Hoy hace 170 años murió Mary Wollstonecraft Godwin, la admirable autora inglesa de la novela “Frankenstein”. El escritor colombiano William Ospina la rescató como personaje en su novela “El año del verano que nunca llegó”. Aquí un fragmento.

William Ospina * / Especial para El Espectador
01 de febrero de 2021 - 04:40 p. m.
Fotomontaje publicado en la prensa británica con el retrato de la escritora Mary Shelley (30 de agosto de 1797, Londres, - 1° de febrero de 1851, Londres) elaborado por Richard Rothwell, exhibido en la Royal Academy, junto a un primer plano del actor Boris Karloff caracterizando a 'Frankenstein'.
Fotomontaje publicado en la prensa británica con el retrato de la escritora Mary Shelley (30 de agosto de 1797, Londres, - 1° de febrero de 1851, Londres) elaborado por Richard Rothwell, exhibido en la Royal Academy, junto a un primer plano del actor Boris Karloff caracterizando a 'Frankenstein'.
Foto: Archivo particular

En el prólogo de 1831 de Frankenstein, Mary Wollstonecraft, hablando del momento en que concibió su criatura, escribió: “Abrí mis ojos con terror. La idea había tomado posesión de mi mente de tal forma que el miedo recorría mi cuerpo como un escalofrío, y quise cambiar la fantasmal imagen de mi fantasía por la realidad que me rodeaba. Lo veo todo aún: la misma habitación, el oscuro piso de madera, las contraventanas cerradas, con la luz de la luna luchando por penetrar a través de ellas, y la sensación de que el lago cristalino y las cumbres blancas de los Alpes estaban más allá”.

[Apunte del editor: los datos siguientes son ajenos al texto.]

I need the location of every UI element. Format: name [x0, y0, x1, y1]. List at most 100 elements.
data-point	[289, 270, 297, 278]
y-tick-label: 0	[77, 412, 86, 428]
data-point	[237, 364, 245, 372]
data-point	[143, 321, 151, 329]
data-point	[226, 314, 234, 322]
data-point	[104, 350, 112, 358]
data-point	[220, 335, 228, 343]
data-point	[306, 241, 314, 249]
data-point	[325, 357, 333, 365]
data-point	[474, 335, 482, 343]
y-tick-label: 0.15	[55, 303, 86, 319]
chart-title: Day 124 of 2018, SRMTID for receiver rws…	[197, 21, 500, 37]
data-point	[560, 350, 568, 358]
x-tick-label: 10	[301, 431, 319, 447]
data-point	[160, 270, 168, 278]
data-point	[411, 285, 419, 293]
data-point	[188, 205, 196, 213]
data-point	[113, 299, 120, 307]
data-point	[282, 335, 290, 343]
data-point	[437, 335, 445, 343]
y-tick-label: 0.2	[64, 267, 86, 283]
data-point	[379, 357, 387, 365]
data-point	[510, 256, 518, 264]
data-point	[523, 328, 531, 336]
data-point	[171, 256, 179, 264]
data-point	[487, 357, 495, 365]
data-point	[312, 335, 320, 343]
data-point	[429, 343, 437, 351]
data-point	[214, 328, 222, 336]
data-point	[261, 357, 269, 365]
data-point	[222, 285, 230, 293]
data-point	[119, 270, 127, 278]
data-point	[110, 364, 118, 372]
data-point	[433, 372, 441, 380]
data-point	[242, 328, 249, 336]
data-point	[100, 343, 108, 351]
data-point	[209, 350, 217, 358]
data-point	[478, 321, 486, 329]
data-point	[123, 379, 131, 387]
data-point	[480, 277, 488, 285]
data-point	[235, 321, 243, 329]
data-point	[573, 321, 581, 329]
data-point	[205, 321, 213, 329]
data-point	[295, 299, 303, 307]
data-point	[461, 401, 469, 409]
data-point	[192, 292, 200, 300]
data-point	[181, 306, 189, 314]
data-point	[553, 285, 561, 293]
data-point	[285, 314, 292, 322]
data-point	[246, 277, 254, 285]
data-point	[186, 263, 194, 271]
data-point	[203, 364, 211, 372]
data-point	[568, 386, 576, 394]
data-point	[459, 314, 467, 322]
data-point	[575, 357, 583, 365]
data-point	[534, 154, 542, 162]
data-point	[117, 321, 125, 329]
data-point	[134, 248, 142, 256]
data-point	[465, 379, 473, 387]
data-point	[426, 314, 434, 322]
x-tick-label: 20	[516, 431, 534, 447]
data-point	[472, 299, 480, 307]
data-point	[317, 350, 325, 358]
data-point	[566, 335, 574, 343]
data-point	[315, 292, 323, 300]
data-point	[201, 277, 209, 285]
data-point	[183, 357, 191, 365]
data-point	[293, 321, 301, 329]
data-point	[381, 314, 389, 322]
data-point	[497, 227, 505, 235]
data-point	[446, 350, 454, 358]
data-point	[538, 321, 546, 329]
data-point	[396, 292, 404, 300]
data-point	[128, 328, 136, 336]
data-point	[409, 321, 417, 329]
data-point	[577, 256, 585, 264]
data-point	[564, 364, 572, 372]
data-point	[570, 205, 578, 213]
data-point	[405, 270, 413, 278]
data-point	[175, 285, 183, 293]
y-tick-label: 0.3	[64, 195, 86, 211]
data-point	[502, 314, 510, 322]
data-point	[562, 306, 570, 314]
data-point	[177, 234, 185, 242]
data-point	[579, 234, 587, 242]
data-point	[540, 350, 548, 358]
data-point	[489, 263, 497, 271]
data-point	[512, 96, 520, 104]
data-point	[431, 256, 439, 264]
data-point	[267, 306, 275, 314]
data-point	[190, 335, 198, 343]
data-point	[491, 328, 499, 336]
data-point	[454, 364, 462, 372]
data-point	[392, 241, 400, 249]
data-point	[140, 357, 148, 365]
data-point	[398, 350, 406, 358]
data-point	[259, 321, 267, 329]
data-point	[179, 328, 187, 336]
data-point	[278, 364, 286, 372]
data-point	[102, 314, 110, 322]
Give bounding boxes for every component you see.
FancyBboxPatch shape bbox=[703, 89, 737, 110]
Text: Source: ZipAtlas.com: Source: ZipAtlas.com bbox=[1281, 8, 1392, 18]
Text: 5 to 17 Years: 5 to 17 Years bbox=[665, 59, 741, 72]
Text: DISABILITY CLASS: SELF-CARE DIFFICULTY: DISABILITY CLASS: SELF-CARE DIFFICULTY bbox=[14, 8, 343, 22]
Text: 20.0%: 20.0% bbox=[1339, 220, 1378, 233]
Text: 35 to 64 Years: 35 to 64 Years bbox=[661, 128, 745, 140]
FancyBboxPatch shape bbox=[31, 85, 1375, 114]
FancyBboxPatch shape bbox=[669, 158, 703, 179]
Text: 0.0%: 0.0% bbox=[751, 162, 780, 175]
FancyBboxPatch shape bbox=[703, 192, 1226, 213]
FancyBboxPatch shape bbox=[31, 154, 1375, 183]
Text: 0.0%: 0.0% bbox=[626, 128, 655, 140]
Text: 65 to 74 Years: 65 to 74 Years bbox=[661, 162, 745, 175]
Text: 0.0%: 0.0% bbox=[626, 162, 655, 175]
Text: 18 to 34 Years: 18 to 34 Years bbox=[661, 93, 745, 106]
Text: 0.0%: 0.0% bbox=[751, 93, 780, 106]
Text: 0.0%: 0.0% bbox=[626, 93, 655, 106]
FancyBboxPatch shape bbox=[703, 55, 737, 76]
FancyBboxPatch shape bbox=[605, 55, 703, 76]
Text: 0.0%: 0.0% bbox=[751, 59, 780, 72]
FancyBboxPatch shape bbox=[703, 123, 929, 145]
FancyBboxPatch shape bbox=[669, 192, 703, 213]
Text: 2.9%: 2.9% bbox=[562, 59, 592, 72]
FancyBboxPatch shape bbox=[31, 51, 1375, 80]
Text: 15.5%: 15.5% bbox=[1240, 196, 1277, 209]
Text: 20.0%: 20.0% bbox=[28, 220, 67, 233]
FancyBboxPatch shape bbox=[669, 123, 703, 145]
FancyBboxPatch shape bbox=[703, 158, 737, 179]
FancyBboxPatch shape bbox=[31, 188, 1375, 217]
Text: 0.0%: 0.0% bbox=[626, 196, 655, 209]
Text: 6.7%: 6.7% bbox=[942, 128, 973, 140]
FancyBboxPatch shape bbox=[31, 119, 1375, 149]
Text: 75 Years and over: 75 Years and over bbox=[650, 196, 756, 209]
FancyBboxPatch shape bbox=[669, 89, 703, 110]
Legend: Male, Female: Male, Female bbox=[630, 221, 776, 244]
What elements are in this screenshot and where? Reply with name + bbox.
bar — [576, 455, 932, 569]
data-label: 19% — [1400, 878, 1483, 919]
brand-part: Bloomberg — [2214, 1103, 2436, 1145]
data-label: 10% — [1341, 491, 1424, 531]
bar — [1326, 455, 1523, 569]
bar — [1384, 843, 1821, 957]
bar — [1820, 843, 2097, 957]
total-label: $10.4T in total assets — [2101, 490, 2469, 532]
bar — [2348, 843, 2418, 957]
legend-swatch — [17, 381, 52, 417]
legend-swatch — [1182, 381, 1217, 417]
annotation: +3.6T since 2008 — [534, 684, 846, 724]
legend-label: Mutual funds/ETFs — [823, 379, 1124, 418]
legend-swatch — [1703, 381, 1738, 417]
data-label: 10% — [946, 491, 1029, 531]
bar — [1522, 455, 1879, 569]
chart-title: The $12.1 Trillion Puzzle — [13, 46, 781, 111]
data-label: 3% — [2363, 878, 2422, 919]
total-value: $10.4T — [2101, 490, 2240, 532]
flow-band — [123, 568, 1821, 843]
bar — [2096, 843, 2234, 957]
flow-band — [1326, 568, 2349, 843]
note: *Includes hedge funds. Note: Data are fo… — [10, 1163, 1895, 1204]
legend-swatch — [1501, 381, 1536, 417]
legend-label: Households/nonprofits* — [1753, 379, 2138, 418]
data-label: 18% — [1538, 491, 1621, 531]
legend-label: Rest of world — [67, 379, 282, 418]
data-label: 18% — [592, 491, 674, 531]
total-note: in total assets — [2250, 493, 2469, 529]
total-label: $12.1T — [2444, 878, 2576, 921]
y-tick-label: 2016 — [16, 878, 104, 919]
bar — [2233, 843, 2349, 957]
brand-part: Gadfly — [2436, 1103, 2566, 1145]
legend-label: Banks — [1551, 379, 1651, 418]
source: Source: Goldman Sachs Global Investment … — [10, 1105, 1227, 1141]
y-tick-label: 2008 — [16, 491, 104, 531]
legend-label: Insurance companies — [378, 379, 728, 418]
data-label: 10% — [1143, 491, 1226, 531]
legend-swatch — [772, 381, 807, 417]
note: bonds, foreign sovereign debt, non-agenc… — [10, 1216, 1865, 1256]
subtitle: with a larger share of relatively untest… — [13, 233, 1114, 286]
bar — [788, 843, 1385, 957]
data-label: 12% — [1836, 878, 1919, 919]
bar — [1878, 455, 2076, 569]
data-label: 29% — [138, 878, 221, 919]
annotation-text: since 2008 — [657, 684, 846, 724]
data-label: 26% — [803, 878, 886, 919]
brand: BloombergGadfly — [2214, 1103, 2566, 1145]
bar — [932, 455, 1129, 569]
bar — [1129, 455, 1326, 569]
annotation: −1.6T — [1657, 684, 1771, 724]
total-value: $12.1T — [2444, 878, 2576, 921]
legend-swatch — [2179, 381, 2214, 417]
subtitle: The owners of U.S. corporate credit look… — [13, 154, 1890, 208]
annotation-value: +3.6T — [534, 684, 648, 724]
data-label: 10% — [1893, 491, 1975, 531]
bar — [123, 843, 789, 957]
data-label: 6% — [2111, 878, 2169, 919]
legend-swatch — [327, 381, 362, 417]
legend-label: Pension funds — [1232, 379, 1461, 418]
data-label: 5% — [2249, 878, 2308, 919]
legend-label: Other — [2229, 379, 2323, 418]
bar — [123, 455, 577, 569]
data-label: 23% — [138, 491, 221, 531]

Estos viajeros querían saber si la mención que hizo Mary en su prólogo de un rayo de luna que entraba en su habitación después de la medianoche del 16 de junio de 1816, esa luna bajo la cual ella concibió la imagen inicial de su invención del monstruo, era apenas un recurso retórico de la escritora para rodear de un aura de prestigio y misterio la novela que entregaba a la luz, o si era un hecho verdadero.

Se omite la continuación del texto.